Yeah, it was a hard pill to swallow but I use it 2 or 3 times a week and I would buy one again if I lost this one. Works out to be $260 American Dollars which nobody blinks an eye at if the same price is spent on a big screen TV or some apple product. If you earn your money I reckon you can just spend it how you like.
The reason why no one blinks an eye at tvs or crapple products is because it's hi tech. Microchips are a lot harder to make than a formed lump of metal. Well, maybe depending on what is being done with the metal specifically. Metallurgy is a science.
The problem ive had with cheaper gear is not quality its consistancy of that quality. I bought a $20 hammock, probably the same one you bought, fell right through it in a week. I also bought a cheap stove and down sleeping bag from a big box store, and they have performed flawlessly for the last 3 months. Yoou really are taking a gamble when you buy cheaper gear.
>inb4 your a fat amerifag.
Im 6"2' and 190, hammock was rated 300 lb.
To find out the truth you need to look beyond the questionable opinions of /out. You need to be taught things such as how a well hung axe looks like, what type of steel types and quality is best, what type of handle shape and size, what type of job you are doing (felling, splitting, limbing, all in one?) and which head shape to choose that's best for the job. It takes 30 minutes to proactively find your own answers, this is just lazy and you will never get the anything but opinion. I personally went for a German company named Helko. They provide an aesthetic line similar to Gransfors... I think most companies do, so really Gransfors is special from other companies only in its marketing and popularity. Because I enjoy woodworking, and spend a lot of time camping, I chose a boy's axe... in between a hatchet and a big axe. The head is sharp and bites deep for moderate felling, I can shift my grip upwards to de-limb, and back has a deep taper that makes it good for splitting logs. (my wife carries the tomahawk just in case we need to make accurate cuts in logs and tinder gathering)
>In practical terms, a pruning saw like my Silky can run circles around any axe for processing firewood.
Is this true? I'm going to my first 2 day hike and i'm buying an axe or a saw. I'm going to try making traps so if the saw is faster and better at cutting wood i'll get that.

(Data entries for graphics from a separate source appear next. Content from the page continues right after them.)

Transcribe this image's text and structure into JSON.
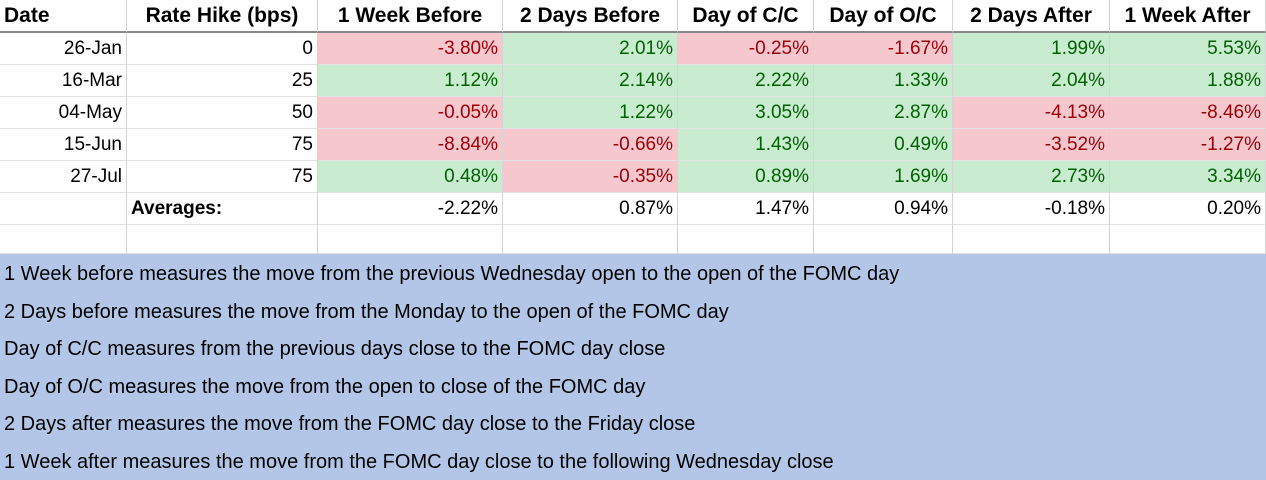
{
  "table": {
    "header": [
      "Date",
      "Rate Hike (bps)",
      "1 Week Before",
      "2 Days Before",
      "Day of C/C",
      "Day of O/C",
      "2 Days After",
      "1 Week After"
    ],
    "rows": [
      [
        "26-Jan",
        "0",
        "-3.80%",
        "2.01%",
        "-0.25%",
        "-1.67%",
        "1.99%",
        "5.53%"
      ],
      [
        "16-Mar",
        "25",
        "1.12%",
        "2.14%",
        "2.22%",
        "1.33%",
        "2.04%",
        "1.88%"
      ],
      [
        "04-May",
        "50",
        "-0.05%",
        "1.22%",
        "3.05%",
        "2.87%",
        "-4.13%",
        "-8.46%"
      ],
      [
        "15-Jun",
        "75",
        "-8.84%",
        "-0.66%",
        "1.43%",
        "0.49%",
        "-3.52%",
        "-1.27%"
      ],
      [
        "27-Jul",
        "75",
        "0.48%",
        "-0.35%",
        "0.89%",
        "1.69%",
        "2.73%",
        "3.34%"
      ]
    ],
    "averages": {
      "label": "Averages:",
      "values": [
        "-2.22%",
        "0.87%",
        "1.47%",
        "0.94%",
        "-0.18%",
        "0.20%"
      ]
    },
    "highlight": {
      "negative": {
        "fill": "#f6c8ce",
        "text": "#9c0006"
      },
      "positive": {
        "fill": "#c9ecd1",
        "text": "#006100"
      }
    }
  },
  "notes": [
    "1 Week before measures the move from the previous Wednesday open to the open of the FOMC day",
    "2 Days before measures the move from the Monday to the open of the FOMC day",
    "Day of C/C measures from the previous days close to the FOMC day close",
    "Day of O/C measures the move from the open to close of the FOMC day",
    "2 Days after measures the move from the FOMC day close to the Friday close",
    "1 Week after measures the move from the FOMC day close to the following Wednesday close"
  ]
}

The handle is too thin. I get hand cramp very quickly when using it and I have quite small hands. The bit is too thick to cut well, I thinned it down but it's still too thick near the eye.
I do not see the point of having the collar on such a small and lightweight hatchet, it just gets in the way and adds unnecessary weight.

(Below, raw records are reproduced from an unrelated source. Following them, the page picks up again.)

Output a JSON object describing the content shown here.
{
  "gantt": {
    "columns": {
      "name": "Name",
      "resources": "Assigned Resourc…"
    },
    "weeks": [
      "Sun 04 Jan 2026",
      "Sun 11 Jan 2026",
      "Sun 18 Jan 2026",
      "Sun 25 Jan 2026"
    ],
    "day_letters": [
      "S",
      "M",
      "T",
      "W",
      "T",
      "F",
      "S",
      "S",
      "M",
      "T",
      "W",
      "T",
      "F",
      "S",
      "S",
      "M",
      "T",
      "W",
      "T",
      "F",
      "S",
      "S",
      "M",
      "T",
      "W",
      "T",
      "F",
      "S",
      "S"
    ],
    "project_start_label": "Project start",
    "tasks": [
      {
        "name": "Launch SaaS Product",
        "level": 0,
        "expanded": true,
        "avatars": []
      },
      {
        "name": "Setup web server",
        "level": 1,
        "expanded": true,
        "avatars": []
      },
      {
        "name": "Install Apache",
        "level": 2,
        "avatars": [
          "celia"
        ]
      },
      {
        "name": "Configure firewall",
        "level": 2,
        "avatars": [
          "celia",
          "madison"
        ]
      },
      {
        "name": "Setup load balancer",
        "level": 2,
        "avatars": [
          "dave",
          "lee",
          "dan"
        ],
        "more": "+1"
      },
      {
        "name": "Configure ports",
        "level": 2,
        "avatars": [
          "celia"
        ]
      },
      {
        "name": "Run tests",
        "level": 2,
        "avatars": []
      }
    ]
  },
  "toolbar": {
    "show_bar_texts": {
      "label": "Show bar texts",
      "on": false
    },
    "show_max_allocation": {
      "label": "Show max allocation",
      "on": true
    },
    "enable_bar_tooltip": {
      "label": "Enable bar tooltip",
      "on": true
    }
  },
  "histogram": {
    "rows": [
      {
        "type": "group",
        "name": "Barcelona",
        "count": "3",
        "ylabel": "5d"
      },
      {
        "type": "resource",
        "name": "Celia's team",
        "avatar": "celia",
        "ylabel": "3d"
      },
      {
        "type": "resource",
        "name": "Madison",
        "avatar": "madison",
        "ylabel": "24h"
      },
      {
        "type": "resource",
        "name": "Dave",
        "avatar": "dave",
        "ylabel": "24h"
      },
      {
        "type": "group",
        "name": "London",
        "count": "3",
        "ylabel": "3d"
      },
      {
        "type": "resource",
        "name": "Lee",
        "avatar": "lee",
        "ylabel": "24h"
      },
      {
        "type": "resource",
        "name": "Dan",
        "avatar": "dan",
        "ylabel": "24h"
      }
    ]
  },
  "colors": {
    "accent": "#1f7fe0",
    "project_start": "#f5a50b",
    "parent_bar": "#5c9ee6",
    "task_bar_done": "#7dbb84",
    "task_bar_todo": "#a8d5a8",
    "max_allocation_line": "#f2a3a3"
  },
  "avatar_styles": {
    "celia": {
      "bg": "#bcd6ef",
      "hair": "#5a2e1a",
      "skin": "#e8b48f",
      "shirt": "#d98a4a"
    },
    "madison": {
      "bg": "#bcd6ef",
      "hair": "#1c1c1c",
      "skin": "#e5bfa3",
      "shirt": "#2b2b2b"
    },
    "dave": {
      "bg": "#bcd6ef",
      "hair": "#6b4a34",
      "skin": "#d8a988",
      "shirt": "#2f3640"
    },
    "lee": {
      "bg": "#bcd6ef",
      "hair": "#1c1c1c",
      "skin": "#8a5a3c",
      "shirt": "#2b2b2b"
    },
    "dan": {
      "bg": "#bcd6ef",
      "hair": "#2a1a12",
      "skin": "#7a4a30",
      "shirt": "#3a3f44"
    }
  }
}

It's like half splitting axe half hatchet resulting in it being too light and small to split effectively and too thick to cut effectively.
axe is 4 functions tool (cut, carve, split, hammer)

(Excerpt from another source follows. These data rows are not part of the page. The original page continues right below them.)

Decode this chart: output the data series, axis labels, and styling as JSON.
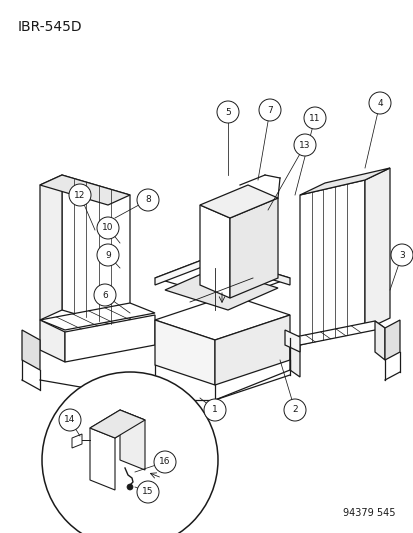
{
  "title": "IBR-545D",
  "footer": "94379 545",
  "bg_color": "#ffffff",
  "line_color": "#1a1a1a",
  "figsize": [
    4.14,
    5.33
  ],
  "dpi": 100
}
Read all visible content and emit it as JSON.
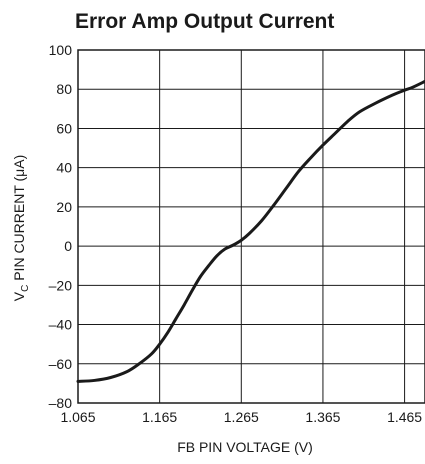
{
  "chart_data": {
    "type": "line",
    "title": "Error Amp Output Current",
    "xlabel": "FB PIN VOLTAGE (V)",
    "ylabel": {
      "prefix": "V",
      "subscript": "C",
      "suffix": " PIN CURRENT (μA)"
    },
    "xlim": [
      1.065,
      1.49
    ],
    "ylim": [
      -80,
      100
    ],
    "xticks": [
      1.065,
      1.165,
      1.265,
      1.365,
      1.465
    ],
    "xtick_labels": [
      "1.065",
      "1.165",
      "1.265",
      "1.365",
      "1.465"
    ],
    "yticks": [
      -80,
      -60,
      -40,
      -20,
      0,
      20,
      40,
      60,
      80,
      100
    ],
    "ytick_labels": [
      "–80",
      "–60",
      "–40",
      "–20",
      "0",
      "20",
      "40",
      "60",
      "80",
      "100"
    ],
    "grid": true,
    "series": [
      {
        "x": [
          1.065,
          1.085,
          1.105,
          1.125,
          1.14,
          1.155,
          1.165,
          1.175,
          1.185,
          1.195,
          1.205,
          1.215,
          1.225,
          1.235,
          1.245,
          1.255,
          1.265,
          1.275,
          1.29,
          1.305,
          1.32,
          1.335,
          1.35,
          1.365,
          1.38,
          1.395,
          1.41,
          1.43,
          1.45,
          1.465,
          1.475,
          1.49
        ],
        "y": [
          -69,
          -68.5,
          -67,
          -64,
          -60,
          -55,
          -50,
          -44,
          -37,
          -30,
          -22.5,
          -15.5,
          -10,
          -5,
          -1.5,
          0.5,
          3,
          6.5,
          13,
          21,
          29.5,
          38,
          45,
          51.5,
          57.5,
          63.5,
          68.5,
          73,
          77,
          79.5,
          81,
          84
        ]
      }
    ],
    "colors": {
      "line": "#1a1a1a",
      "grid": "#1a1a1a"
    }
  }
}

saw is 1 functions tool (cut)
under a certain cross section axe is faster above saw is faster depending on hardness of wood what diameter it is.
i would have an axe as a single tool but i would prefer having both. you can make nicer cuts faster with a saw but without a hatchet you need to improvise a lot like making mauls and whatnot.
Hand made by Swedes that have to pay Swedish levels of tax and pay Swedish cost of living.
>that doesn't necessarily mean it's better than a chinky factory axe, just that it costs more to make.
You'd be correct to say that. Same deal with "damascus" steel. It's just more labor intensive to make it.
I can feel your warmth and intellectual depth from here.
I can imagine, I cut down a clearing 3 years ago and onlly returned up there few weeks ago and there are trees taller than me and as thick as my wrist growing. Some will coppice off of stumps quite well also.
Is that a leaf spring knife?
I've done four myself, gave three away. The one I've kept is amazing. Holds a great edge and durable as anything.
Only thing is it's so heavy I may as well take a hatchet.